Phil didn't have to fit those molds anymore. He had evolved beyond that dogma. He was fart-nouveau; and it took very little time indeed for his reputation to make him school-renown. Ted Kacyzinski had nothing on my schoolmate; Phil was the Unabummer. And secretly, many of us began coming to school excitedly each day, hopeful that Phil's alter-ego would emerge, and liven-up our mundane days...
Excerpt From Chapter 6, Angel Island My Ass!
Walking along the trails that covered the island, it was hard to believe that the vibrant city of San Francisco was so close. The lush growth, deep ravines, rock outcroppings, and flora and fauna of all kinds, had a mystical effect on everyone, making us feel as though we were some modern-day Swiss Family Robinson. Continuing our hike, the footing became a bit more treacherous as we neared the top of a hill. At this point, above and beyond all that we had seen, I knew that something big was about to happen; and it was completely unexpected. It was overwhelmingly unanticipated. It was the chowder-covered Dungeones crab, knocking at my backdoor with a Louisville slugger in his claw, surrounded, and being egged on, by all of his pic-n-peel shrimp buddies...and it had my full attention. I was in very real danger.

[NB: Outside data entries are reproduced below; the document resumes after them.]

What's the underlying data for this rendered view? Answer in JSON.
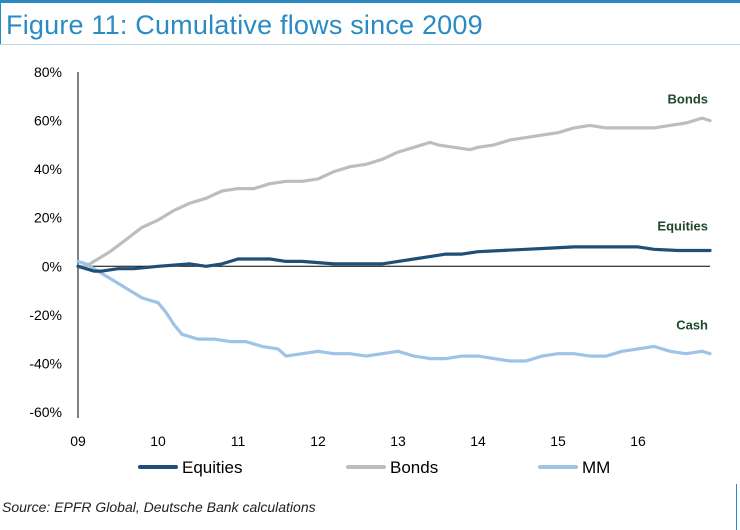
{
  "title": "Figure 11: Cumulative flows since 2009",
  "source": "Source: EPFR Global, Deutsche Bank calculations",
  "chart_data": {
    "type": "line",
    "title": "Figure 11: Cumulative flows since 2009",
    "xlabel": "",
    "ylabel": "",
    "xlim": [
      2009,
      2016.9
    ],
    "ylim": [
      -60,
      80
    ],
    "x_ticks": [
      {
        "value": 2009,
        "label": "09"
      },
      {
        "value": 2010,
        "label": "10"
      },
      {
        "value": 2011,
        "label": "11"
      },
      {
        "value": 2012,
        "label": "12"
      },
      {
        "value": 2013,
        "label": "13"
      },
      {
        "value": 2014,
        "label": "14"
      },
      {
        "value": 2015,
        "label": "15"
      },
      {
        "value": 2016,
        "label": "16"
      }
    ],
    "y_ticks": [
      {
        "value": 80,
        "label": "80%"
      },
      {
        "value": 60,
        "label": "60%"
      },
      {
        "value": 40,
        "label": "40%"
      },
      {
        "value": 20,
        "label": "20%"
      },
      {
        "value": 0,
        "label": "0%"
      },
      {
        "value": -20,
        "label": "-20%"
      },
      {
        "value": -40,
        "label": "-40%"
      },
      {
        "value": -60,
        "label": "-60%"
      }
    ],
    "grid": false,
    "legend_position": "bottom",
    "series": [
      {
        "name": "Equities",
        "label": "Equities",
        "color": "#1f4e79",
        "points": [
          [
            2009.0,
            0
          ],
          [
            2009.1,
            -1
          ],
          [
            2009.2,
            -2
          ],
          [
            2009.3,
            -2
          ],
          [
            2009.5,
            -1
          ],
          [
            2009.7,
            -1
          ],
          [
            2010.0,
            0
          ],
          [
            2010.2,
            0.5
          ],
          [
            2010.4,
            1
          ],
          [
            2010.6,
            0
          ],
          [
            2010.8,
            1
          ],
          [
            2011.0,
            3
          ],
          [
            2011.2,
            3
          ],
          [
            2011.4,
            3
          ],
          [
            2011.6,
            2
          ],
          [
            2011.8,
            2
          ],
          [
            2012.0,
            1.5
          ],
          [
            2012.2,
            1
          ],
          [
            2012.5,
            1
          ],
          [
            2012.8,
            1
          ],
          [
            2013.0,
            2
          ],
          [
            2013.2,
            3
          ],
          [
            2013.4,
            4
          ],
          [
            2013.6,
            5
          ],
          [
            2013.8,
            5
          ],
          [
            2014.0,
            6
          ],
          [
            2014.3,
            6.5
          ],
          [
            2014.6,
            7
          ],
          [
            2014.9,
            7.5
          ],
          [
            2015.2,
            8
          ],
          [
            2015.5,
            8
          ],
          [
            2015.8,
            8
          ],
          [
            2016.0,
            8
          ],
          [
            2016.2,
            7
          ],
          [
            2016.5,
            6.5
          ],
          [
            2016.9,
            6.5
          ]
        ]
      },
      {
        "name": "Bonds",
        "label": "Bonds",
        "color": "#bdbdbd",
        "points": [
          [
            2009.0,
            0
          ],
          [
            2009.1,
            0
          ],
          [
            2009.2,
            2
          ],
          [
            2009.4,
            6
          ],
          [
            2009.6,
            11
          ],
          [
            2009.8,
            16
          ],
          [
            2010.0,
            19
          ],
          [
            2010.2,
            23
          ],
          [
            2010.4,
            26
          ],
          [
            2010.6,
            28
          ],
          [
            2010.8,
            31
          ],
          [
            2011.0,
            32
          ],
          [
            2011.2,
            32
          ],
          [
            2011.4,
            34
          ],
          [
            2011.6,
            35
          ],
          [
            2011.8,
            35
          ],
          [
            2012.0,
            36
          ],
          [
            2012.2,
            39
          ],
          [
            2012.4,
            41
          ],
          [
            2012.6,
            42
          ],
          [
            2012.8,
            44
          ],
          [
            2013.0,
            47
          ],
          [
            2013.2,
            49
          ],
          [
            2013.4,
            51
          ],
          [
            2013.5,
            50
          ],
          [
            2013.7,
            49
          ],
          [
            2013.9,
            48
          ],
          [
            2014.0,
            49
          ],
          [
            2014.2,
            50
          ],
          [
            2014.4,
            52
          ],
          [
            2014.6,
            53
          ],
          [
            2014.8,
            54
          ],
          [
            2015.0,
            55
          ],
          [
            2015.2,
            57
          ],
          [
            2015.4,
            58
          ],
          [
            2015.6,
            57
          ],
          [
            2015.8,
            57
          ],
          [
            2016.0,
            57
          ],
          [
            2016.2,
            57
          ],
          [
            2016.4,
            58
          ],
          [
            2016.6,
            59
          ],
          [
            2016.8,
            61
          ],
          [
            2016.9,
            60
          ]
        ]
      },
      {
        "name": "MM",
        "label": "Cash",
        "color": "#9dc3e6",
        "points": [
          [
            2009.0,
            2
          ],
          [
            2009.1,
            1
          ],
          [
            2009.2,
            -1
          ],
          [
            2009.3,
            -3
          ],
          [
            2009.4,
            -5
          ],
          [
            2009.6,
            -9
          ],
          [
            2009.8,
            -13
          ],
          [
            2010.0,
            -15
          ],
          [
            2010.1,
            -19
          ],
          [
            2010.2,
            -24
          ],
          [
            2010.3,
            -28
          ],
          [
            2010.5,
            -30
          ],
          [
            2010.7,
            -30
          ],
          [
            2010.9,
            -31
          ],
          [
            2011.1,
            -31
          ],
          [
            2011.3,
            -33
          ],
          [
            2011.5,
            -34
          ],
          [
            2011.6,
            -37
          ],
          [
            2011.8,
            -36
          ],
          [
            2012.0,
            -35
          ],
          [
            2012.2,
            -36
          ],
          [
            2012.4,
            -36
          ],
          [
            2012.6,
            -37
          ],
          [
            2012.8,
            -36
          ],
          [
            2013.0,
            -35
          ],
          [
            2013.2,
            -37
          ],
          [
            2013.4,
            -38
          ],
          [
            2013.6,
            -38
          ],
          [
            2013.8,
            -37
          ],
          [
            2014.0,
            -37
          ],
          [
            2014.2,
            -38
          ],
          [
            2014.4,
            -39
          ],
          [
            2014.6,
            -39
          ],
          [
            2014.8,
            -37
          ],
          [
            2015.0,
            -36
          ],
          [
            2015.2,
            -36
          ],
          [
            2015.4,
            -37
          ],
          [
            2015.6,
            -37
          ],
          [
            2015.8,
            -35
          ],
          [
            2016.0,
            -34
          ],
          [
            2016.2,
            -33
          ],
          [
            2016.4,
            -35
          ],
          [
            2016.6,
            -36
          ],
          [
            2016.8,
            -35
          ],
          [
            2016.9,
            -36
          ]
        ]
      }
    ],
    "legend": [
      {
        "name": "Equities",
        "color": "#1f4e79"
      },
      {
        "name": "Bonds",
        "color": "#bdbdbd"
      },
      {
        "name": "MM",
        "color": "#9dc3e6"
      }
    ]
  }
}
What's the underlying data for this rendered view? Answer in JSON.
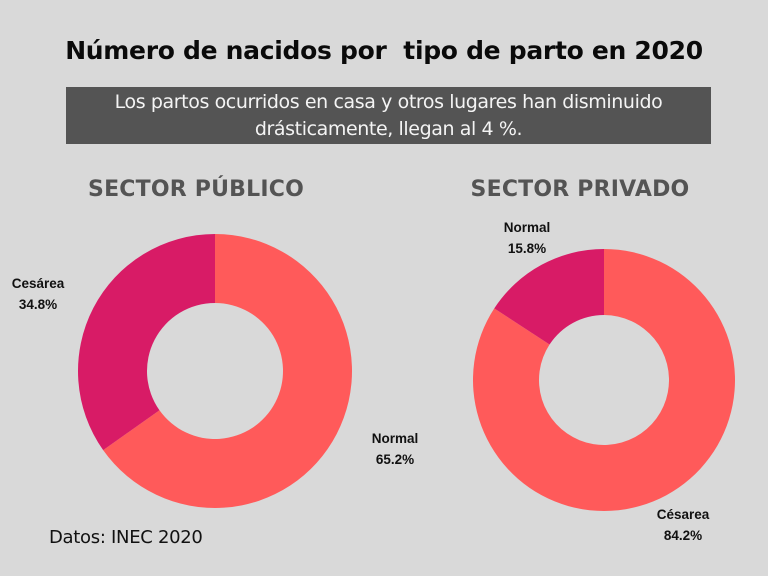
{
  "title": "Número de nacidos por  tipo de parto en 2020",
  "subtitle_lines": [
    "Los partos ocurridos en casa y otros lugares han disminuido",
    "drásticamente, llegan al 4 %."
  ],
  "source": "Datos: INEC 2020",
  "colors": {
    "background": "#d9d9d9",
    "normal_publico": "#ff5a5a",
    "cesarea_publico": "#d81b66",
    "subtitle_box": "#545454",
    "sector_title": "#545454"
  },
  "chart_data": [
    {
      "type": "pie",
      "variant": "donut",
      "title": "SECTOR PÚBLICO",
      "slices": [
        {
          "label": "Normal",
          "value": 65.2,
          "display": "65.2%",
          "color": "#ff5a5a"
        },
        {
          "label": "Cesárea",
          "value": 34.8,
          "display": "34.8%",
          "color": "#d81b66"
        }
      ],
      "start": "top",
      "direction": "clockwise"
    },
    {
      "type": "pie",
      "variant": "donut",
      "title": "SECTOR PRIVADO",
      "slices": [
        {
          "label": "Césarea",
          "value": 84.2,
          "display": "84.2%",
          "color": "#ff5a5a"
        },
        {
          "label": "Normal",
          "value": 15.8,
          "display": "15.8%",
          "color": "#d81b66"
        }
      ],
      "start": "top",
      "direction": "clockwise"
    }
  ]
}
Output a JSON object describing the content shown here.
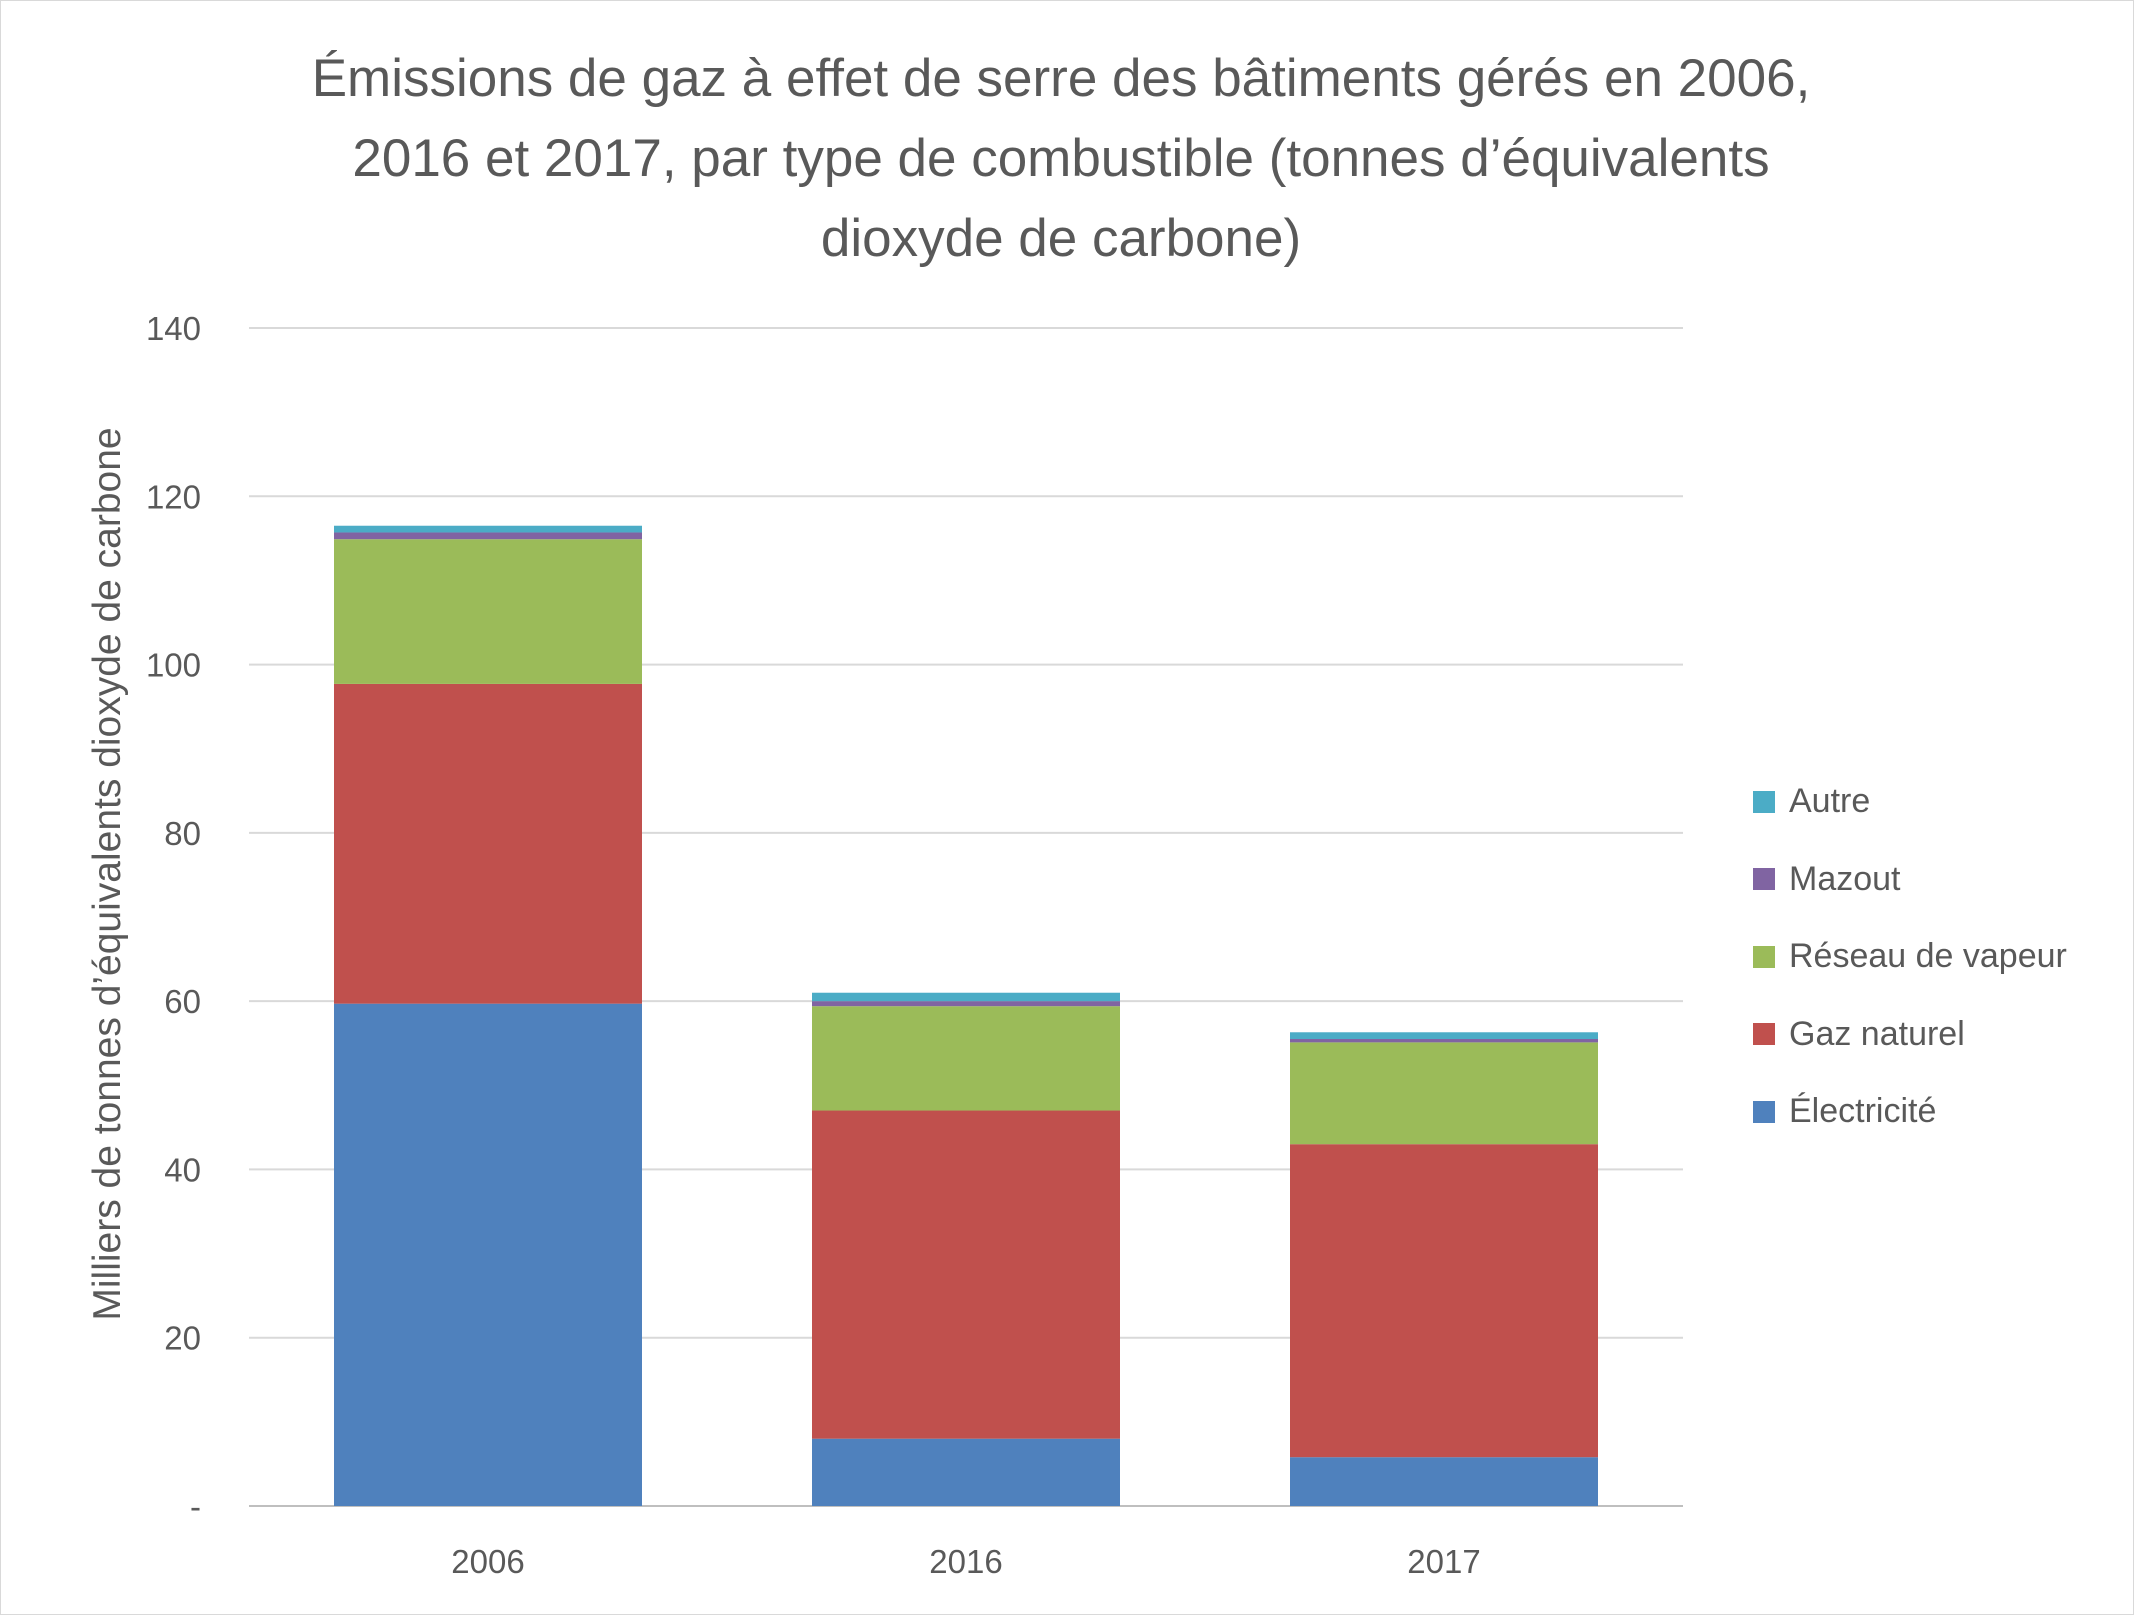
{
  "chart_data": {
    "type": "bar",
    "stacked": true,
    "title_lines": [
      "Émissions de gaz à effet de serre des bâtiments gérés en 2006,",
      "2016 et 2017, par type de combustible (tonnes d’équivalents",
      "dioxyde de carbone)"
    ],
    "title": "Émissions de gaz à effet de serre des bâtiments gérés en 2006, 2016 et 2017, par type de combustible (tonnes d’équivalents dioxyde de carbone)",
    "xlabel": "",
    "ylabel": "Milliers de tonnes d’équivalents dioxyde de carbone",
    "categories": [
      "2006",
      "2016",
      "2017"
    ],
    "ylim": [
      0,
      140
    ],
    "yticks": [
      0,
      20,
      40,
      60,
      80,
      100,
      120,
      140
    ],
    "ytick_labels": [
      "-",
      "20",
      "40",
      "60",
      "80",
      "100",
      "120",
      "140"
    ],
    "grid": true,
    "legend_position": "right",
    "series": [
      {
        "name": "Électricité",
        "color": "#4f81bd",
        "values": [
          59.7,
          8.0,
          5.8
        ]
      },
      {
        "name": "Gaz naturel",
        "color": "#c0504d",
        "values": [
          38.0,
          39.0,
          37.2
        ]
      },
      {
        "name": "Réseau de vapeur",
        "color": "#9bbb59",
        "values": [
          17.2,
          12.4,
          12.1
        ]
      },
      {
        "name": "Mazout",
        "color": "#8064a2",
        "values": [
          0.8,
          0.6,
          0.4
        ]
      },
      {
        "name": "Autre",
        "color": "#4bacc6",
        "values": [
          0.8,
          1.0,
          0.8
        ]
      }
    ]
  }
}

In a matter of seconds, my walk had slowed from normal strides, to hardly any forward motion whatsoever. As I watched all the others go on, my legs began to bow slightly, as I desperately searched for a tree or a rock to lean against. Thankfully, there were no war veterans on the trails with us that day. For had some Audie-Murphy-wanna-be caught sight of me, he would have instantly screamed, "grenade," realizing what I had become, and thrown himself on-top of me to protect his troops from the crap-ridden shrapnel that would have been exploding from my ass. As it was, had I not summoned all my strength at that very instant, I am certain that I would have shat myself into Oblivion.